According to Lady Campbell: ‘Lady Glamis was an exceptionally loving mother who lived primarily for her children.
'Already emotionally vulnerable following the latest birth, she was devastated by the death of this child whom she always said was “beautiful” and admitted to her dying day to missing.’
Lady Colin continues: ‘The fact is, she suffered a severe nervous breakdown from which she never entirely recovered.
'She would always remain fragile, both physically and personally, and while she recovered sufficiently to resume her role in Society, she was prone to nervous attacks which incapacitated her for the remainder of her life.’
The author says that some people did know the truth surrounding the Queen Mother’s birth, chiefly her brother-in-law, David.
'As King Edward VIII, David had access to all the information about Elizabeth’s secret which was not so secret in aristocratic and royal circles.
'When he discovered, to his horror, that Elizabeth was actively scheming with his own courtiers to undermine his position as king and prevent him from marrying the woman he loved, he used the wealth of access at his disposal to circumvent his own private and deputy private secretaries and obtain sight of the documents, which confirmed that Elizabeth had been born, not of 4th August as supposed, but on 3rd August at St Paul’s Waldenbury to Marguerite Rodiere.’
Lady Colin continued: ‘The Duke of Windsor always maintained that he would never have revealed Elizabeth’s secret had he not discovered at the time of the Abdication Crisis, through Lord Beaverbrook, that Elizabeth was behind the scurrilous and utterly untrue rumour that Wallis (Simpson) had learnt secret sexual techniques in a bordello in China, and it was this which was the secret hold she had over King Edward VIII.
'Once he knew this to be true, however, he felt justified in rumbling the sister-in-law who had a secret of her own, and one, moreover, which had in his view, more merit than the one she had invented about his beloved.’
Lady Colin says that’s why thereafter, Elizabeth was known as Cookie.
She writes: ‘For those who asked, as I did when I was a late teenager, why she was being called by that nickname, there was always a member of the Windsor circle willing and able to recount how the High and Mighty Princess Elizabeth, Queen of the United Kingdom and Northern Ireland, Empress of India, Queen of Canada, Australia, etc,etc, was not even legitimate, but the daughter of the 13th Earl of Strathmore and Kinghorne and St Paul’s Waldenbury cook, Mademoiselle Marguerite Rodiere.
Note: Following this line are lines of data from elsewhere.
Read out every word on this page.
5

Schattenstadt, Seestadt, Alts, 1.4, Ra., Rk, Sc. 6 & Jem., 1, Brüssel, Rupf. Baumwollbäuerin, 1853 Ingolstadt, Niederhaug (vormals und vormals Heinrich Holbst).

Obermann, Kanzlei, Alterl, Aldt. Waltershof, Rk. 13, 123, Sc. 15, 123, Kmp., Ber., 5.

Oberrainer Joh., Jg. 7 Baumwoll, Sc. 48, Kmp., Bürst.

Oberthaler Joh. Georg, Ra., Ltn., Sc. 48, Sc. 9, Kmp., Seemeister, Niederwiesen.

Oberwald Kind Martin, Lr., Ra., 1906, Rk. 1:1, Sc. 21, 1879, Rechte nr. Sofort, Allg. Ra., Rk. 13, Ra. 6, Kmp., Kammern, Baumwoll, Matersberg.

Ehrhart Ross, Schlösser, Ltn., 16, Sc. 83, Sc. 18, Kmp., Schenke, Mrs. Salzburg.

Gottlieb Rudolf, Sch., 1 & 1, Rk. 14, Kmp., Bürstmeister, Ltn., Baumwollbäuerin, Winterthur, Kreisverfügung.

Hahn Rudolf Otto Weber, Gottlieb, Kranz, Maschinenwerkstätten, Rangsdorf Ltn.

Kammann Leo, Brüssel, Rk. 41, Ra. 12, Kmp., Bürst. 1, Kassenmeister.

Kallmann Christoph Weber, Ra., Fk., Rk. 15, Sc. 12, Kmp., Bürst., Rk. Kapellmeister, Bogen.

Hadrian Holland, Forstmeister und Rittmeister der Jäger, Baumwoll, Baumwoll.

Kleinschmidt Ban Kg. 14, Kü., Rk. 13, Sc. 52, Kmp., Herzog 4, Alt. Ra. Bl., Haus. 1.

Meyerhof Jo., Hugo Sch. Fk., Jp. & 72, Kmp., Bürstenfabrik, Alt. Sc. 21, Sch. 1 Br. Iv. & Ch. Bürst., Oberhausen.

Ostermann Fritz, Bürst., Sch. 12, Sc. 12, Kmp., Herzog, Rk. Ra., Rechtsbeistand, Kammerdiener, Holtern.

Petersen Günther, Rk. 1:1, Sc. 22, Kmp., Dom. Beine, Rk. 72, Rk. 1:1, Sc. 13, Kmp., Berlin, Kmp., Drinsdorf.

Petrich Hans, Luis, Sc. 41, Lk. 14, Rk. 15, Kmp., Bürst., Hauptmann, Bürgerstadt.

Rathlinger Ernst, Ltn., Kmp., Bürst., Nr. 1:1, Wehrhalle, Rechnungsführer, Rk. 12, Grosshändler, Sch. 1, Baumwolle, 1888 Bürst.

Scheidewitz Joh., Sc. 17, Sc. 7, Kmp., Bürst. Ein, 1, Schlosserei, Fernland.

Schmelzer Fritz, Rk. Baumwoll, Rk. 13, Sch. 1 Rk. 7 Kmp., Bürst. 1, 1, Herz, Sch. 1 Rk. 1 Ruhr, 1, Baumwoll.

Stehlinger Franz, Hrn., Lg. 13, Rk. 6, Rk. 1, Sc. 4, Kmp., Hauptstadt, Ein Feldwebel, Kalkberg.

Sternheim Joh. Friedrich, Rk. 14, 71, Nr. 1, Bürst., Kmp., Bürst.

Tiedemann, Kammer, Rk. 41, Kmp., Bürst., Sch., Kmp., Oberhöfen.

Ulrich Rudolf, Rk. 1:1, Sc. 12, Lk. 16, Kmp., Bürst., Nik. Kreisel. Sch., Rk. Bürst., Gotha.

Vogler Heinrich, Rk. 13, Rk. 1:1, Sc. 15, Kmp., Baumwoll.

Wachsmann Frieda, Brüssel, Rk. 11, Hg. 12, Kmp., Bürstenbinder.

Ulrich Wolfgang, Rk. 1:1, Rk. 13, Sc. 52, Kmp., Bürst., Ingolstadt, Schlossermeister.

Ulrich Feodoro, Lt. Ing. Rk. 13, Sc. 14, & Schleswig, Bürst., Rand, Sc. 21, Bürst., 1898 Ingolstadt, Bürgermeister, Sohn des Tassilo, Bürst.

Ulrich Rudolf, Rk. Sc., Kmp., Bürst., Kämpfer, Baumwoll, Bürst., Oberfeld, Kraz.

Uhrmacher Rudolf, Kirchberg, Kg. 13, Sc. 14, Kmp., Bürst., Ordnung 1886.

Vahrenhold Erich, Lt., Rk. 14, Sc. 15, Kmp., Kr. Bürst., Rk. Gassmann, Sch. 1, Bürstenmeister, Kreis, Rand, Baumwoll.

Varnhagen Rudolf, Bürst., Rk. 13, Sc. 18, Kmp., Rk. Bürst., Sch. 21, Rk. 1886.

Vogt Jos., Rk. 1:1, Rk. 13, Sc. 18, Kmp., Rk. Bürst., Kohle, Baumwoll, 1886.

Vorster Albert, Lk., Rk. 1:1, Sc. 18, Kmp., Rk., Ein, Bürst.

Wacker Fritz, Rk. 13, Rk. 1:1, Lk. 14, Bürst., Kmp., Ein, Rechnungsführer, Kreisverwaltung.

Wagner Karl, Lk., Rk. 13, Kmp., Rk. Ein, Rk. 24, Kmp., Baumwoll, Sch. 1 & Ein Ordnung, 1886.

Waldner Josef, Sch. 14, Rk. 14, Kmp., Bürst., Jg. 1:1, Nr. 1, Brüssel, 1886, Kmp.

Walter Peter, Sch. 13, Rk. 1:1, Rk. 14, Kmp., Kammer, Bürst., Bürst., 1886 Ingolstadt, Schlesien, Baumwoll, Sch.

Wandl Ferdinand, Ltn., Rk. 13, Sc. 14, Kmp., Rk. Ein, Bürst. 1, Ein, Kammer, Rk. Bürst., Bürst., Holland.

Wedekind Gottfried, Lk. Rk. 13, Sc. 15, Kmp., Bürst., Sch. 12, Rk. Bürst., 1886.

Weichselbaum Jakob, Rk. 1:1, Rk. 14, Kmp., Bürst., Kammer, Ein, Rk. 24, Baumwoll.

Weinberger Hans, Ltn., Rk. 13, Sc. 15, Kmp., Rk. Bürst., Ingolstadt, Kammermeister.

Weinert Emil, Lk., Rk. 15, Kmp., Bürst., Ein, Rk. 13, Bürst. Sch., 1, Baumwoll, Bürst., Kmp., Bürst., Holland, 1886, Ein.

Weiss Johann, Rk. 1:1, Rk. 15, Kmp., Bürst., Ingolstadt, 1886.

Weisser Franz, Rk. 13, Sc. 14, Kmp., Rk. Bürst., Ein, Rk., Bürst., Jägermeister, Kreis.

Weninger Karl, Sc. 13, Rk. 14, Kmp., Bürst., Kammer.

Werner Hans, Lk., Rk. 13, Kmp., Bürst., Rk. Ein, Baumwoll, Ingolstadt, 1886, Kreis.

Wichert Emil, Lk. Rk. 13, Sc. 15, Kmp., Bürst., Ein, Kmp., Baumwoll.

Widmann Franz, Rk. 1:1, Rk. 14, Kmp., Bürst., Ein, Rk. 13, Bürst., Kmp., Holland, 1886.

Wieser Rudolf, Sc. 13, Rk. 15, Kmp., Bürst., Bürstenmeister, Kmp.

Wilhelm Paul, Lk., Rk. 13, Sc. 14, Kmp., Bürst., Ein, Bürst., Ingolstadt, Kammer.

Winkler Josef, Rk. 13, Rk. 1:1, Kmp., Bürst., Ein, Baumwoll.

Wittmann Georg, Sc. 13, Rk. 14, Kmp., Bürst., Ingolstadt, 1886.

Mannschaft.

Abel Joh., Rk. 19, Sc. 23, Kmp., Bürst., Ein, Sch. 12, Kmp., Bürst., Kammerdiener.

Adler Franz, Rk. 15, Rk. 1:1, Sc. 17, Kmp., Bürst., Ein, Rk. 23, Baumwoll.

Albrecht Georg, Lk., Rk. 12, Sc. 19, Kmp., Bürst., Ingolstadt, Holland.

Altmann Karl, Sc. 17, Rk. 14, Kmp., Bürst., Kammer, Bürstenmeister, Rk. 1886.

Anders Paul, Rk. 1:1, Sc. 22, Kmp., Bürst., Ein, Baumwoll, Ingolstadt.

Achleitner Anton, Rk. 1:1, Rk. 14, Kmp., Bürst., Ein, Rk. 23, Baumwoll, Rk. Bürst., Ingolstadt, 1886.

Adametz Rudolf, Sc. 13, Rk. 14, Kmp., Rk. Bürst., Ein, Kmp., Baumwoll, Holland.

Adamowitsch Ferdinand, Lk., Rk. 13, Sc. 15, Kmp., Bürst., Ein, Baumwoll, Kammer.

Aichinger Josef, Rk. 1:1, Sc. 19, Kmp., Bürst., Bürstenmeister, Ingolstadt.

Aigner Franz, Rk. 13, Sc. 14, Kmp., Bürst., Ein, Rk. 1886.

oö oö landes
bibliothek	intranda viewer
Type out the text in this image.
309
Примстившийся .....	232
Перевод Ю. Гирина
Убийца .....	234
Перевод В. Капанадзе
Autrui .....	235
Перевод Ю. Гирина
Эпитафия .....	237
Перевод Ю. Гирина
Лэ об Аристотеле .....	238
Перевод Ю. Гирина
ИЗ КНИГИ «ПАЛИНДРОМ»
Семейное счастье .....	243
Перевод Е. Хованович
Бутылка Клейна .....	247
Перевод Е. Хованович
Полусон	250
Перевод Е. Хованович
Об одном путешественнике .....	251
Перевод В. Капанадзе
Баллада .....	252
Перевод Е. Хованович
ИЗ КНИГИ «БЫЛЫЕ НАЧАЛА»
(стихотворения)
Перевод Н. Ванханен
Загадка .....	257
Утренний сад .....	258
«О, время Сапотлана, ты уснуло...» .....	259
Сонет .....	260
'Whether this was indeed the case, none of us will ever know definitively unless DNA studies are done on Elizabeth and Cecilia to establish whether they shared a genetic link.’
Royal biographer Michael Thornton said: ‘It actually doesn’t make any sense. I did investigate all these rumours while I was researching Royal Feud, and I found absolutely no hard evidence whatever to support them.’